Acta neurochirurgica | 2006

Intraoperative MR imaging: preliminary results with 3 tesla MR system

M. N. Pamir; S. Peker; M. Memet Özek; A. Dinçer

UNLABELLED Aim of this study is to present the initial clinical experience with 3 tesla intraoperative MR (ioMR). MATERIAL AND METHODS The 3T MRI suite is built adjacent to the neurosurgical operation theatre. The magnet room and the operation theatre are interconnected by a door and both RF-shielded. Before the operation, the magnet (3T Trio, Siemens) and the console rooms are disinfected. Whenever imaging is needed during the operation, the door is opened and the patient is transferred from the operation table to the magnet cradle. Axial, sagittal and/or coronal TSE T2, SE T1 and 3D Flash T1 weighted images (4-6 mm section thickness, 1 mm interslice gap) are obtained according to the lesion.
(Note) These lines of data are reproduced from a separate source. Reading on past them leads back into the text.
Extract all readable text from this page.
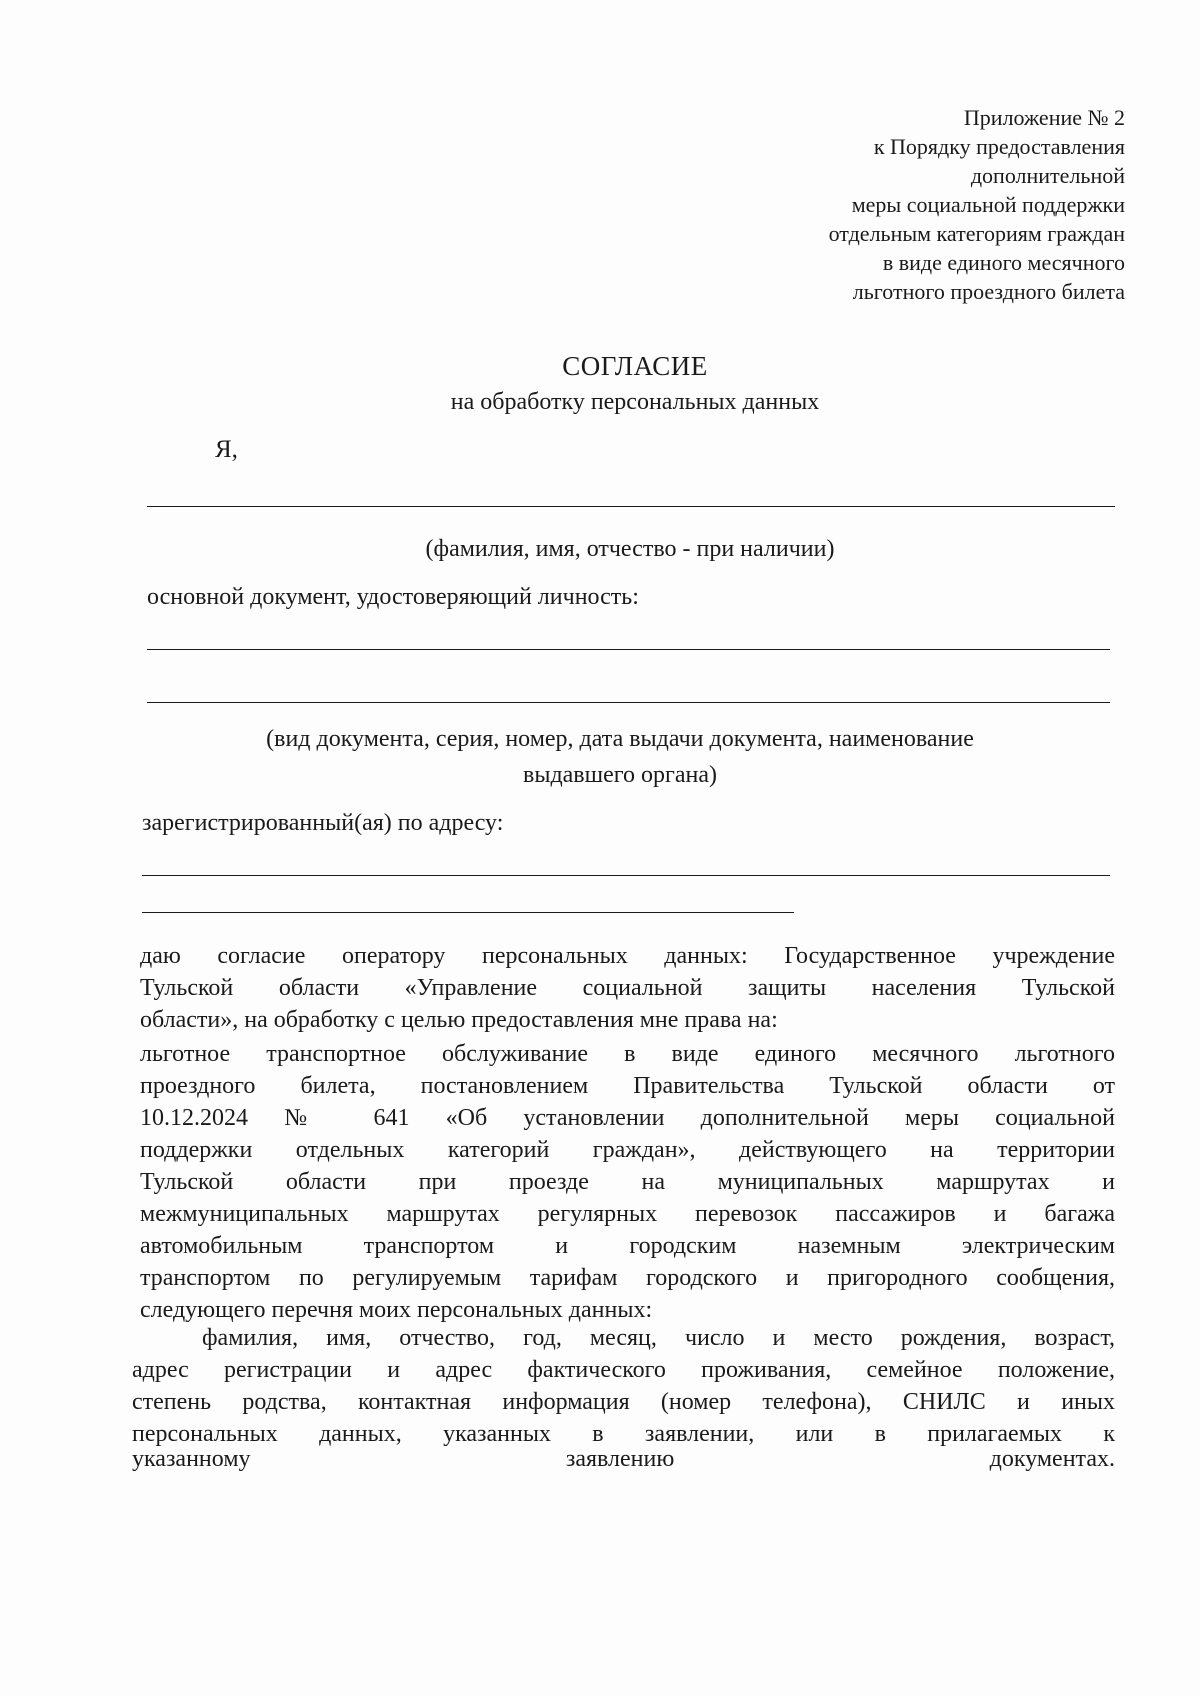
Приложение № 2
к Порядку предоставления
дополнительной
меры социальной поддержки
отдельным категориям граждан
в виде единого месячного
льготного проездного билета
СОГЛАСИЕ
на обработку персональных данных
Я,
(фамилия, имя, отчество - при наличии)
основной документ, удостоверяющий личность:
(вид документа, серия, номер, дата выдачи документа, наименование
выдавшего органа)
зарегистрированный(ая) по адресу:
даю согласие оператору персональных данных: Государственное учреждение
Тульской области «Управление социальной защиты населения Тульской
области», на обработку с целью предоставления мне права на:
льготное транспортное обслуживание в виде единого месячного льготного
проездного билета, постановлением Правительства Тульской области от
10.12.2024 № 641 «Об установлении дополнительной меры социальной
поддержки отдельных категорий граждан», действующего на территории
Тульской области при проезде на муниципальных маршрутах и
межмуниципальных маршрутах регулярных перевозок пассажиров и багажа
автомобильным транспортом и городским наземным электрическим
транспортом по регулируемым тарифам городского и пригородного сообщения,
следующего перечня моих персональных данных:
фамилия, имя, отчество, год, месяц, число и место рождения, возраст,
адрес регистрации и адрес фактического проживания, семейное положение,
степень родства, контактная информация (номер телефона), СНИЛС и иных
персональных данных, указанных в заявлении, или в прилагаемых к
указанному	заявлению	документах.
Total examination time is approximately 10 minutes. RESULTS Twenty-six patients were examined with ioMR. There were ten female and seven male patients. Lesions were pituitary adenoma in 10, low grade glial tumor in 9, meningioma and high grade glial tumor in 2 each and metastasis, haemangioblastoma and chordoma in one each. Follow-up time was 1 to 9 months. In 16 patients the first intraoperative examination revealed gross total tumor excision. However, in 10 patients due to tumor remnants surgical intervention was continued and a second examination revealed gross total tumor excision in all. Postoperative routine MR examinations confirmed total tumor excision in all patients. No complication occurred in this series. CONCLUSION This small group of patients examined with ioMR demonstrated that the procedure is simple, helpful in achieving gross total tumor excision without complications.